Sito dell'A.N.P.I. di LISSONE - Sezione "Emilio Diligenti"

La Resistenza dei militari italiani a Cefalonia

26 Février 2008 , Rédigé par anpi-lissone Publié dans #Resistenza italiana

L’8 settembre 1943 la Divisione Acqui che, forte di 525 ufficiali e 11.500 soldati, presidiava le isole di Cefalonia e Corfù agli ordini del generale Antonio Gandin, si trovò di fronte alla consueta alternativa: o arrendersi e cedere le armi ai tedeschi o affrontare la resistenza armata, sapendo di non poter contare su alcun aiuto esterno.

Tra il 9 e l’11 settembre si svolsero estenuanti trattative tra Gandin e il tenente colonnello tedesco Barge, che intanto fece affluire sull’isola nuove truppe. L’11 settembre arrivò l’ultimatum tedesco, con l’intimazione a cedere le armi.

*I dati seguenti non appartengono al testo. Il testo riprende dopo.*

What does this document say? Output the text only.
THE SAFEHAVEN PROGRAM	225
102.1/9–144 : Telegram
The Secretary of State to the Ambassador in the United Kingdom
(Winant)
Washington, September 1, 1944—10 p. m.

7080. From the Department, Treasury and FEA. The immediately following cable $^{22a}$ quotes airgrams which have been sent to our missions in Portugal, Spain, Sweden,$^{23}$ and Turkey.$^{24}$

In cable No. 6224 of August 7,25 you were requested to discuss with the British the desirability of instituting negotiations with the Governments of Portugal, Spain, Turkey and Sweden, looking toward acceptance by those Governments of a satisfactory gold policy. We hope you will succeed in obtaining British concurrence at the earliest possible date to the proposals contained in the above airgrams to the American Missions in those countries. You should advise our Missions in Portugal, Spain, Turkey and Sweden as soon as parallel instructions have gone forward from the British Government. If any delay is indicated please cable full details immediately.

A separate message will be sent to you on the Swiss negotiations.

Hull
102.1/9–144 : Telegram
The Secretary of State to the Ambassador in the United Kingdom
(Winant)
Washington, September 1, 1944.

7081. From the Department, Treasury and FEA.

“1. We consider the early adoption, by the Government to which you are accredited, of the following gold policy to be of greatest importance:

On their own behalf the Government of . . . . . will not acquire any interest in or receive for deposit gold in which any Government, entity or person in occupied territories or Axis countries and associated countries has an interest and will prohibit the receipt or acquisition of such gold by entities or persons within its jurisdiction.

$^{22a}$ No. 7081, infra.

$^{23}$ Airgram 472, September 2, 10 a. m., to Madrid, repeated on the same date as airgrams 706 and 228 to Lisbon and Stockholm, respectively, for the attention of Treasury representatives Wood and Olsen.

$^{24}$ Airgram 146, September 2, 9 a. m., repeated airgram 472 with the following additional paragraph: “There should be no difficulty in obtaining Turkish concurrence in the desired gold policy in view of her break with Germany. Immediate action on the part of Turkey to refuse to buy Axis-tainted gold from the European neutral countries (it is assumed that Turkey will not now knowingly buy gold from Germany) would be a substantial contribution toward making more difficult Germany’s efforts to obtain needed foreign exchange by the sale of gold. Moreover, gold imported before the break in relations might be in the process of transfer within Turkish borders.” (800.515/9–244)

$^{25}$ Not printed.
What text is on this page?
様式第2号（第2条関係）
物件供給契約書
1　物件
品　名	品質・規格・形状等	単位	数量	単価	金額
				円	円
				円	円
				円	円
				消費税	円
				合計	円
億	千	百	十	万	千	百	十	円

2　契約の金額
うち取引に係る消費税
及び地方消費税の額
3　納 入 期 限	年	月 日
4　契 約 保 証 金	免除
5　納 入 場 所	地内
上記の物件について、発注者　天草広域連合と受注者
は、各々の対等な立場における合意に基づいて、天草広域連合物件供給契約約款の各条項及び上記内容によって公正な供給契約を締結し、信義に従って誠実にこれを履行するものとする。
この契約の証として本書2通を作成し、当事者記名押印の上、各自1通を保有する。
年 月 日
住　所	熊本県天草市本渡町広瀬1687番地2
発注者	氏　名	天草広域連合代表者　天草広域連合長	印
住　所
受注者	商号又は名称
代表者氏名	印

All’alba del 13 settembre batterie italiane aprirono il fuoco su due grossi pontoni da sbarco carichi di tedeschi. Barge rispose con un ulteriore ultimatum, che conteneva la promessa del rimpatrio degli italiani una volta arresi. Gandin chiese allora ai suoi uomini di pronunciarsi su tre alternative: alleanza con i tedeschi, cessione delle armi, resistenza. Tramite un referendum i soldati scelsero all’unanimità di resistere.

Il 15 settembre cominciò la battaglia che si protrasse sino al 22 settembre, con drastici interventi degli aerei Stukas che mitragliarono e bombardano le truppe italiane. I nostri soldati si difesero con coraggio, ma non ci fu scampo: la città di Argostoli distrutta, 65 ufficiali e 1.250 i soldati caduti in combattimento.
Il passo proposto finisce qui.